Dans la discussion générale, j'avais proposé que l'on réfléchisse pour l'avenir. Les dispositions adoptées ne seront pas d'effet immédiat, et, quelle que soit l'issue du vote de ce soir, nous serons obligés de revenir sur ces questions plus tôt qu'on ne le pense, car le présent texte ne résout pas les problèmes posés.
Le débat sur le présent projet de loi a été rendu très houleux par une polémique : les huit millions de Français pratiquant le téléchargement sans payer de droits d'auteur et de droits voisins sont-ils des contrefacteurs ?
D'un point de vue juridique, la question se pose effectivement. La jurisprudence, en l'état actuel du droit positif, est contradictoire. Cette question était d'autant plus brûlante - elle l'est d'ailleurs toujours - qu'elle en entraîne une autre : celle de la rémunération des auteurs, des artistes et des producteurs.
La polémique a conduit à des errements de part et d'autre : je récuse radicalement la notion de pirate, qui relève selon moi de la propagande et de l'amalgame déplacé.

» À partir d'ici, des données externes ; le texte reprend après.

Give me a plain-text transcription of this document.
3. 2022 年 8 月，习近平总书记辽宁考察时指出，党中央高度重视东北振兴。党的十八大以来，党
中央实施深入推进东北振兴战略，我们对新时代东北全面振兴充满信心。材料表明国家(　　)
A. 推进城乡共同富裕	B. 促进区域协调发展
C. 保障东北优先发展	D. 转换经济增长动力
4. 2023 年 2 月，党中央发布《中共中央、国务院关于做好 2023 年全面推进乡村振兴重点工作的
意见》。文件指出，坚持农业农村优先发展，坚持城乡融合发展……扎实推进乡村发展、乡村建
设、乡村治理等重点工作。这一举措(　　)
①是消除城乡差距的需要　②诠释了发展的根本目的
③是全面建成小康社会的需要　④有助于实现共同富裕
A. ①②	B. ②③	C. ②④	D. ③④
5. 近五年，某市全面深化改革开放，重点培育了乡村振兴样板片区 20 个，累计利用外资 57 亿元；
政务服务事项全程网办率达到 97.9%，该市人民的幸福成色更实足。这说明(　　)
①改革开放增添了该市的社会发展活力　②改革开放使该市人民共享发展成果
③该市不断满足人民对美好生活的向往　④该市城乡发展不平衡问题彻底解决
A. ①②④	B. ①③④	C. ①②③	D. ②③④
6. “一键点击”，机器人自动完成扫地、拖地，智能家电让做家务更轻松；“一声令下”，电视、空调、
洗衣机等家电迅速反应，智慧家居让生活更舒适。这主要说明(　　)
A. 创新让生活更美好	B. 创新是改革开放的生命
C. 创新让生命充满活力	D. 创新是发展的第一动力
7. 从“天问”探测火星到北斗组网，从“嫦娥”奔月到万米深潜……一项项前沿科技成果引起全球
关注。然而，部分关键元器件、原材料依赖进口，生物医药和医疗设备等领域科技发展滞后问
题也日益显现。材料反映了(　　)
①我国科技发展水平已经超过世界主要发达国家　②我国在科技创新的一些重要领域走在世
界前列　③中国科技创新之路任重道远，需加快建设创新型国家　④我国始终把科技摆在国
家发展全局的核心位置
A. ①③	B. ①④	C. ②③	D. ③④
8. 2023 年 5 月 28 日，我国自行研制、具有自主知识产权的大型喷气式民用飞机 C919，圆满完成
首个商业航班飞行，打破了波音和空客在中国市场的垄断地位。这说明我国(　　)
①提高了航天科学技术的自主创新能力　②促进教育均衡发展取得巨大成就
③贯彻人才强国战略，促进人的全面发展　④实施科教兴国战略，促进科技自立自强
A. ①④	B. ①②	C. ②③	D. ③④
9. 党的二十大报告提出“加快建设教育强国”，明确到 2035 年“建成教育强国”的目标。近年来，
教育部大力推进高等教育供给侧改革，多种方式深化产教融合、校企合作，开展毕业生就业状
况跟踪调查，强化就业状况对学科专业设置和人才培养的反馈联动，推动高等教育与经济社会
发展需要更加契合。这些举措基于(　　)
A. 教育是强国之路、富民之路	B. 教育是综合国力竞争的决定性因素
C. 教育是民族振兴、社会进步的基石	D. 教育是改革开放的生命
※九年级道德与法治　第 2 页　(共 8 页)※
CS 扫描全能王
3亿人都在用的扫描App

Pour autant, je ne suis pas présentement favorable à la gratuité, non plus que je ne le suis au compromis, de piètre qualité, envisagé un moment, à savoir la « licence globale ».
Tant que les auteurs vivront dans un monde payant, ils devront être eux aussi payés pour le travail fourni. Il en va de même pour les artistes et les producteurs. Il faut donc trouver autre chose que l'interdiction pure et simple d'un côté, la liberté libertaire de l'autre.
Cet amendement vise à procurer aux titulaires de droits une rémunération adaptée à l'environnement numérique. Le mécanisme qui nous avons imaginé implique les internautes, les fournisseurs d'accès, les titulaires de droits, les sociétés de perception et de répartition de ces droits ainsi qu'un nouvel établissement public à caractère administratif.
Les titulaires de droits cèdent leurs droits exclusifs aux fournisseurs d'accès, qui, devenant alors officiellement les diffuseurs, établissent à l'attention de l'internaute la facture correspondant au nombre d'oeuvres téléchargées.
Les fournisseurs d'accès perçoivent cette rémunération et la transmettent, via l'établissement public nouvellement créé, aux sociétés de perception et de répartition des droits, qui la répartissent aux titulaires de droits.
L'établissement public joue un rôle central, car il est chargé, grâce aux informations afférentes au régime des droits, d'évaluer la diffusion des oeuvres sur Internet et de calculer les droits correspondant à cette diffusion. Il n'effectue pas lui-même la répartition, mais transmet le résultat de ses calculs aux sociétés de perception et de répartition des droits, les SPRD, lesquelles se chargent effectivement de la rémunération.
Il faudra bien sûr que son activité soit contrôlée de près par la CNIL.
En outre, nous souhaitons l'intervention de l'État, des collectivités qui le souhaitent, voire des entreprises, avec des modalités de redistribution diversifiées, tels des mécanismes du type « carte orange », inventée par les transports franciliens. Je pense à une carte Internet qui prendrait en charge une partie significative de la facture des internautes les plus modestes, par exemple ceux qui ne sont pas assujettis à l'impôt sur le revenu. C'est une idée.
Les intérêts de ce mécanisme sont les suivants : ce dernier sauvegarde le droit exclusif ; il permet une rémunération des auteurs, artistes et producteurs proportionnelle à la diffusion des oeuvres ; il ne va pas à l'encontre de l'accroissement de la diffusion des oeuvres permise par Internet, mais, au contraire, il soutient la démocratisation culturelle par l'intervention publique en soutien du paiement final de l'utilisateur.
Pour toutes ces raisons, nous vous demandons de voter le présent amendement.